Franklin's "Poor Richard had no rival in popularity among the publications of the American colonies." (Van Wyck Brooks). Franklin first issued his Poor Richard's Almanack in 1732, initiating a series that "is beyond question the most famous of almanacs" (Ford, 11). "For more than 200 years Poor Richard's has been an American classic… Historians and biographers often ranked the almanacs with the famous autobiography as a source for Franklin's life and thought" (Complete Poor Richard's, v-vi.). Franklin's and other colonial almanacs also "played an important role in consolidating public opinion in favor of resistance to Parliament and, eventually, independence from England" (Thompson, Modest Proposals, 75).

Franklin, abroad from 1758-62 and returning briefly to America from 1762-64, maintained a distant if over-arching interest with the almanacs and printer David Hall during that time. With passage of the 1765 Stamp Act, however, their partnership began to fray. The Stamp Act especially angered colonial printers such as Hall, who did not advertise the previous year's Poor Richard Improved, likely due to "the turmoil over the Stamp Act" (Miller 851). Hall, in Philadelphia, could not escape witnessing the immediate force of colonial rage, while Franklin, back in Britain, continued to hope for reconciliation even as he "felt himself caught in a widening gulf" (Wood, 125).

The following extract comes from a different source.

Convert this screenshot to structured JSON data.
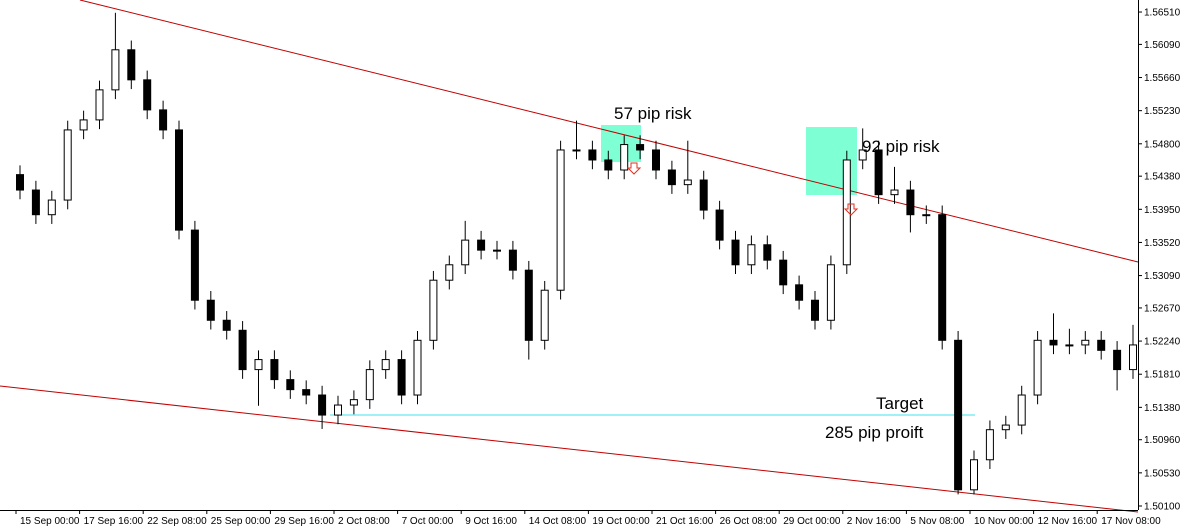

In 1766, when Franklin and Hall ultimately dissolved their partnership—the same year in which this Poor Richard was published—"the end came with a bit of acrimony" (Isaacson, 233-4). Like other colonial almanacs, Poor Richard almanacs were "compact little wonders, they were printed on cheap paper and had no real binding. They were meant for daily use, and surviving examples are often… torn apart" (Chaplin, 62). This Poor Richard Improved marks the first Poor Richard issued by the partnership of David Hall and William Sellers; "the new firm carried on government printing, including paper money for the Province of Pennsylvania" (American Philosophical Society). "Advertised in the Pennsylvania Gazette, Philadelphia, Aug. 28, 1766" (ESTC W36924). Containing a lengthy extract from Samuel Tissot's Advice to the People (1761) on "most usual Causes of popular Diseases," along with popular aphorisms, notice of Quaker meetings, court calendars and more. With woodcut "Anatomy of Man's Body as govern'd by the Twelve Constellations" and woodcut headpieces for each of the 12 months. Sabin 25567. Evans 10488. Early owner signature. Occasional early marginalia.

Text generally fresh with light scattered foxing, some minor expert paper reinforcement to some corners and gutter edges.